A can of coke (330 ml): Rs.18

Accomodation for a three-bedroom flat in an average B-class area in New Delhi: Rs.5,000 per month.

Laundry & Dry Cleaning: Rs.1,000 per month

Toiletery: Rs.500 - Rs. 1,000

A bottle of popular brand beer (650 ml): Rs.40 - Rs.150

Shirt: lesser-known brand - Rs. 300
Shirt: Peter England (mid-range): Rs. 500
Shirt: Arrow or Van Heusen or Color Plus: Rs.1,400 - Rs. 3,000

Trousers (lower-end): Rs.400
Trousers (middle-range): Rs.700
Trousers (classy, Allan Soley): Rs.1100 - Rs. 1800

Sneakers: Rs.500 to Rs. 2,500

Sathyaish Chakravarthy
Thursday, May 13, 2004

Thanks for the response guys.

I'm located in Canada.

I might put together a web-log, but first I still have to decide to take the job or not.

To summarize:
- I should be looking in the 50,000 - 100,000 Rupee range, but that varies depending on company, person, etc.
- Cost of living is very low in India (but we're not sure about the $2.00 meal).

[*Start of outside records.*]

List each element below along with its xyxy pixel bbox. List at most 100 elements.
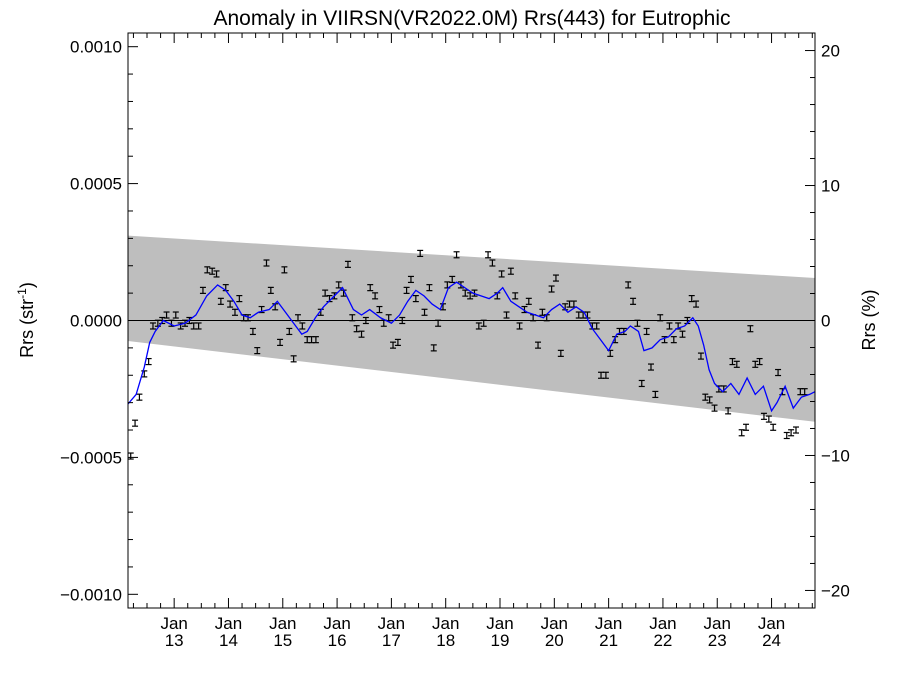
data-point xyxy=(711,404,718,412)
data-point xyxy=(236,294,243,303)
data-point xyxy=(227,300,234,308)
data-point xyxy=(679,330,686,338)
data-point xyxy=(535,341,542,349)
data-point xyxy=(449,275,456,284)
data-point xyxy=(299,322,306,330)
data-point xyxy=(743,423,750,431)
x-tick-label-month: Jan xyxy=(160,614,187,633)
data-point xyxy=(294,314,301,322)
data-point xyxy=(421,308,428,316)
data-point xyxy=(525,297,532,305)
data-point xyxy=(516,322,523,330)
data-point xyxy=(747,325,754,333)
data-point xyxy=(602,371,609,379)
data-point xyxy=(344,260,351,268)
x-tick-label-year: 23 xyxy=(708,631,727,650)
x-tick-label-year: 14 xyxy=(219,631,238,650)
data-point xyxy=(141,370,148,378)
data-point xyxy=(136,393,143,401)
x-tick-label-year: 24 xyxy=(762,631,781,650)
data-point xyxy=(706,396,713,404)
data-point xyxy=(647,363,654,371)
y-tick-label-left: 0.0005 xyxy=(70,175,122,194)
x-tick-label-year: 22 xyxy=(653,631,672,650)
data-point xyxy=(788,429,795,437)
y-tick-label-right: −20 xyxy=(821,581,850,600)
x-tick-label-year: 20 xyxy=(545,631,564,650)
data-point xyxy=(417,249,424,258)
data-point xyxy=(512,292,519,300)
data-point xyxy=(267,286,274,294)
data-point xyxy=(277,338,284,347)
data-point xyxy=(666,322,673,330)
data-point xyxy=(657,314,664,322)
x-tick-label-month: Jan xyxy=(486,614,513,633)
data-point xyxy=(367,284,374,292)
chart-title: Anomaly in VIIRSN(VR2022.0M) Rrs(443) fo… xyxy=(213,7,730,30)
data-point xyxy=(394,338,401,347)
x-tick-label-year: 16 xyxy=(328,631,347,650)
data-point xyxy=(503,311,510,319)
data-point xyxy=(693,300,700,308)
data-point xyxy=(729,357,736,366)
y-tick-label-left: 0.0010 xyxy=(70,38,122,57)
data-point xyxy=(498,270,505,278)
x-tick-label-year: 15 xyxy=(273,631,292,650)
data-point xyxy=(485,251,492,259)
data-point xyxy=(199,286,206,294)
data-point xyxy=(245,314,252,322)
x-tick-label-year: 18 xyxy=(436,631,455,650)
data-point xyxy=(426,284,433,292)
data-point xyxy=(231,308,238,316)
data-point xyxy=(548,285,555,293)
data-point xyxy=(213,270,220,278)
data-point xyxy=(412,294,419,303)
data-point xyxy=(290,355,297,363)
data-point xyxy=(435,319,442,327)
data-point xyxy=(760,412,767,420)
data-point xyxy=(372,292,379,300)
data-point xyxy=(195,322,202,330)
data-point xyxy=(783,431,790,440)
x-tick-label-month: Jan xyxy=(649,614,676,633)
x-tick-label-month: Jan xyxy=(432,614,459,633)
data-point xyxy=(643,327,650,336)
data-point xyxy=(154,319,161,327)
x-tick-label-month: Jan xyxy=(595,614,622,633)
data-point xyxy=(286,327,293,336)
data-point xyxy=(752,360,759,368)
y-tick-label-left: 0.0000 xyxy=(70,312,122,331)
data-point xyxy=(697,352,704,360)
data-point xyxy=(376,305,383,314)
y-tick-label-left: −0.0005 xyxy=(60,448,122,467)
data-point xyxy=(792,426,799,434)
data-point xyxy=(132,419,139,427)
data-point xyxy=(172,311,179,319)
data-point xyxy=(630,297,637,305)
data-point xyxy=(362,316,369,325)
data-point xyxy=(390,341,397,349)
y-tick-label-left: −0.0010 xyxy=(60,585,122,604)
x-tick-label-month: Jan xyxy=(704,614,731,633)
data-point xyxy=(407,275,414,284)
y-tick-label-right: 10 xyxy=(821,177,840,196)
data-point xyxy=(702,393,709,401)
data-point xyxy=(756,357,763,366)
data-point xyxy=(625,281,632,289)
y-tick-label-right: −10 xyxy=(821,446,850,465)
data-point xyxy=(775,368,782,377)
x-tick-label-year: 19 xyxy=(491,631,510,650)
y-axis-label-right: Rrs (%) xyxy=(859,290,879,351)
data-point xyxy=(358,330,365,338)
data-point xyxy=(217,297,224,305)
data-point xyxy=(552,274,559,282)
data-point xyxy=(670,336,677,344)
data-point xyxy=(638,379,645,388)
data-point xyxy=(312,336,319,344)
plot-area: 0.0010 0.0005 0.0000 −0.0005 −0.0010 20 10 0 −10… xyxy=(60,32,850,650)
data-point xyxy=(281,266,288,274)
data-point xyxy=(733,360,740,368)
x-tick-label-month: Jan xyxy=(323,614,350,633)
data-point xyxy=(399,316,406,325)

So what about rents, so far we have a $150 (US I'm assuming), any other figures?  I'm guessing it varies a lot by location. 
My main concern right now is that the apartment be relatively clean, and be close to work (i.e. walking distance).  Of course I have no idea of where the company is actualy located in Bangalore, but I'm assuming all the high-techy companies are probably in the same general area?  What are rents like in this area.
Thursday, May 13, 2004

100,000 rupees is about $2,210.68. Or $26528.16 a year. If you are young and stay a short time (a year), this might be a good opportunity.

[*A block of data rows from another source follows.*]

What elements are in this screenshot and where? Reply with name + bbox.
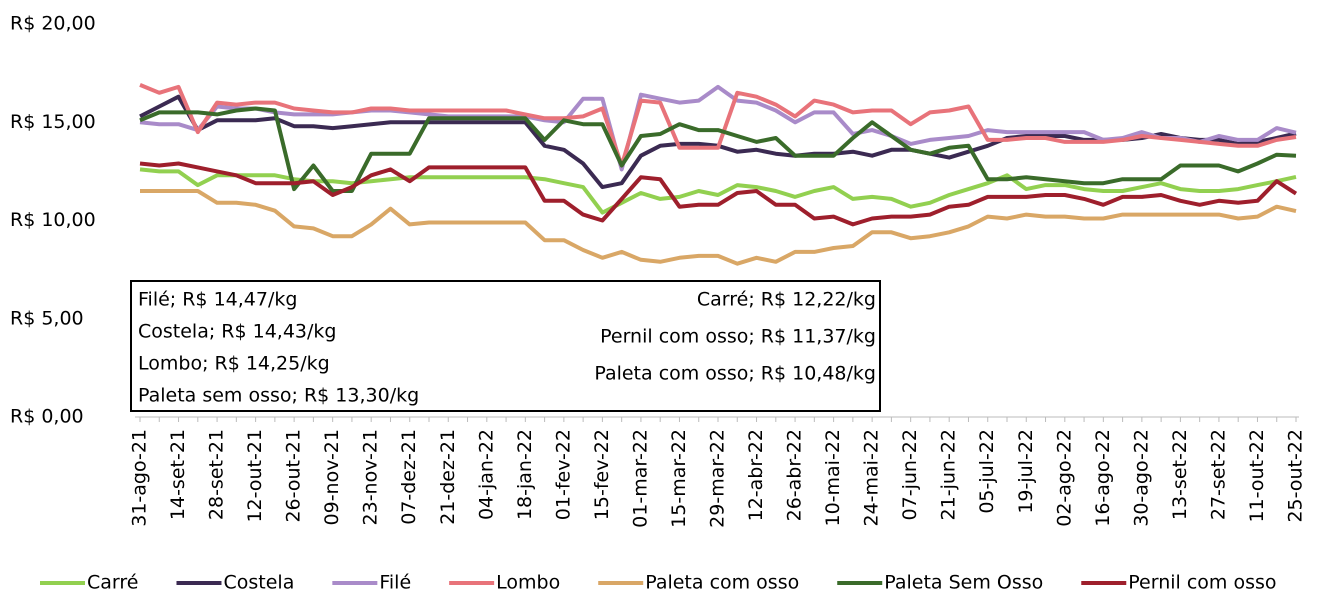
x-tick-label: 13-set-22 (1169, 429, 1191, 520)
x-tick-label: 26-out-21 (283, 429, 305, 523)
legend-label: Lombo (496, 572, 560, 594)
legend-label: Filé (379, 572, 411, 594)
series-line (139, 167, 1297, 215)
x-tick-label: 01-mar-22 (629, 429, 651, 528)
x-tick-label: 24-mai-22 (861, 429, 883, 527)
y-tick-label: R$ 10,00 (10, 209, 96, 231)
x-tick-label: 28-set-21 (206, 429, 228, 520)
x-tick-label: 01-fev-22 (552, 429, 574, 520)
x-tick-label: 16-ago-22 (1092, 429, 1114, 527)
x-tick-label: 19-jul-22 (1015, 429, 1037, 514)
legend-label: Paleta Sem Osso (884, 572, 1043, 594)
x-tick-label: 07-dez-21 (398, 429, 420, 525)
legend-label: Paleta com osso (645, 572, 799, 594)
legend-label: Carré (87, 572, 138, 594)
legend-label: Pernil com osso (1128, 572, 1276, 594)
x-tick-label: 15-mar-22 (668, 429, 690, 528)
x-tick-label: 26-abr-22 (784, 429, 806, 521)
annotation-text: Carré; R$ 12,22/kg (697, 289, 876, 311)
x-tick-label: 18-jan-22 (514, 429, 536, 520)
x-tick-label: 04-jan-22 (475, 429, 497, 520)
series-line (139, 106, 1297, 193)
x-tick-label: 31-ago-21 (129, 429, 151, 527)
y-tick-label: R$ 20,00 (10, 13, 96, 35)
x-tick-label: 27-set-22 (1207, 429, 1229, 520)
series-line (139, 161, 1298, 227)
x-tick-label: 02-ago-22 (1053, 429, 1075, 527)
annotation-box (130, 280, 881, 412)
annotation-text: Costela; R$ 14,43/kg (138, 321, 336, 343)
x-tick-label: 12-out-21 (244, 429, 266, 523)
x-tick-label: 10-mai-22 (822, 429, 844, 527)
annotation-text: Pernil com osso; R$ 11,37/kg (600, 326, 876, 348)
y-tick-label: R$ 0,00 (10, 406, 84, 428)
x-tick-label: 12-abr-22 (745, 429, 767, 521)
annotation-text: Paleta com osso; R$ 10,48/kg (594, 363, 876, 385)
x-tick-label: 15-fev-22 (591, 429, 613, 520)
x-tick-label: 21-jun-22 (938, 429, 960, 520)
x-tick-label: 14-set-21 (167, 429, 189, 520)
x-tick-label: 29-mar-22 (707, 429, 729, 528)
x-tick-label: 21-dez-21 (437, 429, 459, 525)
x-tick-label: 07-jun-22 (899, 429, 921, 520)
series-line (139, 83, 1297, 168)
x-tick-label: 23-nov-21 (360, 429, 382, 525)
y-tick-label: R$ 5,00 (10, 307, 84, 329)
x-tick-label: 05-jul-22 (976, 429, 998, 514)
annotation-text: Lombo; R$ 14,25/kg (138, 353, 330, 375)
annotation-text: Filé; R$ 14,47/kg (138, 289, 297, 311)
series-line (140, 189, 1297, 266)
legend-label: Costela (223, 572, 294, 594)
x-tick-label: 09-nov-21 (321, 429, 343, 525)
annotation-text: Paleta sem osso; R$ 13,30/kg (138, 385, 419, 407)
y-tick-label: R$ 15,00 (10, 111, 96, 133)
x-tick-label: 30-ago-22 (1130, 429, 1152, 527)
x-tick-label: 25-out-22 (1285, 429, 1307, 523)
x-tick-label: 11-out-22 (1246, 429, 1268, 523)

If you are planning on coming back to the US (or Canada), this low salary will be a problem. You won't be able to accumulate enough savings to ever afford coming back.

Thursday, May 13, 2004

Also, if you own real-estate in the US or Canada, you might consider renting it.  That way, you'll have a place you can afford to come back to or you'll have equity to liquidate in the future.

Thursday, May 13, 2004

Your shirt prices for Van Heusen are wrong Satyaish.

-  I buy them imported into Sri Lanka and they cost between 800-950Rs including VAT.

Mind you they are much much better than American or English Van Heusen are now, since they are made to the quality standards of fifty years ago.

Incidentally, the same firm, Madurai textiles, also produces Emerald, which are almost as good as Van Heusen except for the stitching (which is nevertheless still miles better than that on the average Italian shirt) and come in at about 400Rs.